Temi ripresi poi nei suoi scritti successivi su Artaud che presentano anche "esercizi di traduzione" degli ultimi testi dopo l'internamento al manicomio di Rodez...
Sì, e che avrei voluto integrare a questo mio saggio su Artaud attore ma che per motivi di diritti editoriali ho dovuto tralasciare. Ci sarebbe tutto un capitolo piuttosto intricato e certamente polemico da aprire sul problema dei diritti delle opere di Artaud che, in Francia, ha dato luogo a processi non ancora esauriti (e l'edizione delle sue opere complete non è ancora ultimata), e in Italia ci costringe a confrontarci con un'opera monca, formata da spezzoni usciti nel disordine più disorientante. Manca ad esempio una traduzione delle lettere di Artaud, forse la parte più "teatralizzata" e percussiva della sua produzione, con delle punte eccessive rappresentate dalle lettere ad André Breton.
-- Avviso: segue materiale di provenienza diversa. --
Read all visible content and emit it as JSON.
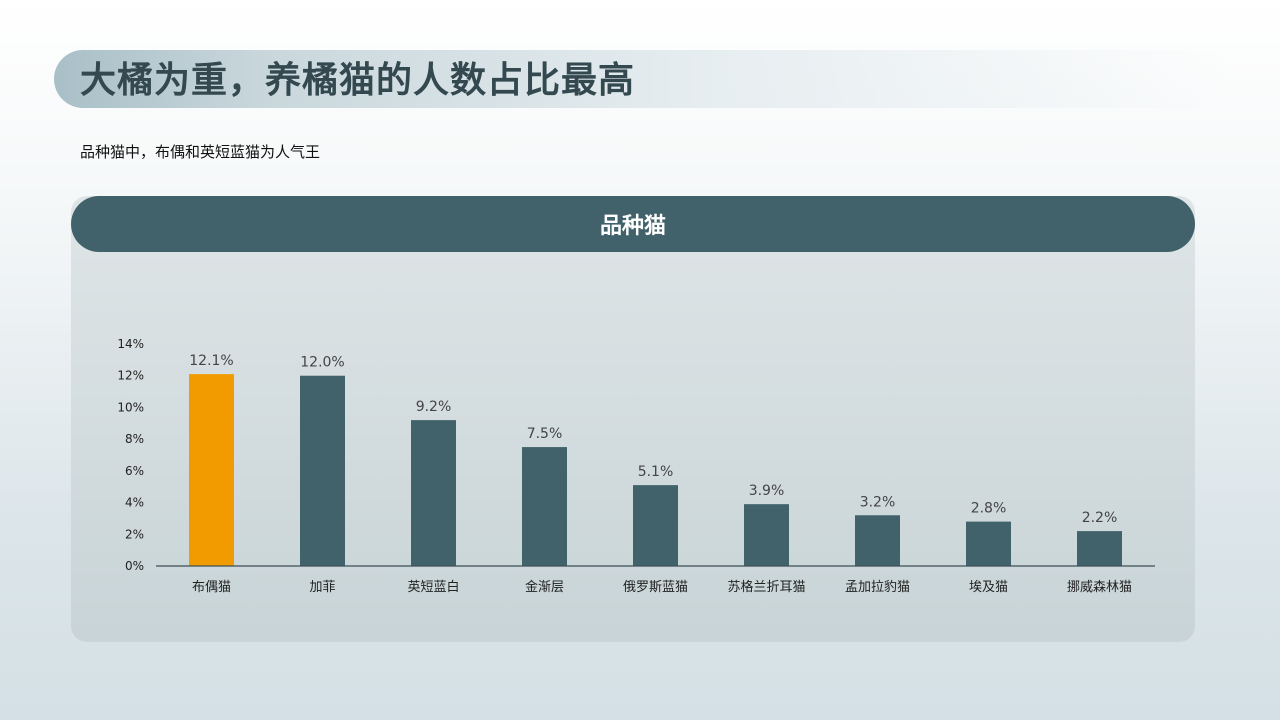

Parlare dei rapporti di Antonin Artaud con il cinema forse significa evocare una fase esaltante e dolorosa della sua attività espressiva, perché sentita sostanzialmente come uno scacco. È così?
Sì. Pur avendo partecipato come interprete a ben ventisette realizzazioni cinematografiche, Artaud non riuscì ad ottenere attraverso il cinema quella risonanza che aveva sperato all'inizio. In definitiva ci restano di lui soprattutto due immagini, queste sì straordinarie. Quella che si coglie in alcune sequenze del capolavoro di Karl Theodor Dreyer La passion de Jeanne d'Arc, del 1927 in cui sostenne la parte del monaco Massieu e quella del personaggio di Marrat nel Napoléon di Abel Gance del 1925.
Ma è soprattutto la prima a rimanerci impressa...
Lì è la forza maieutica di Dreyer ad astrarre dalla rete di emozioni, una morbidezza fondamentale. Lo sguardo di Artaud, di un candore celestiale, sembra aspirato e levigato dalla luce e la limpidezza della sua espressione è scavata da un obiettivo che ha come cancellato l'ossatura dei lineamenti, le angolature, le penombre. Lo stesso Artaud era molto soddisfatto di tale interpretazione ed espresse parole di gratitudine nei confronti di Dreyer: "Ho trovato in Dreyer un uomo esigente, non soltanto un regista ma un uomo nel senso più sensibile, più umano, più completo di tale parola".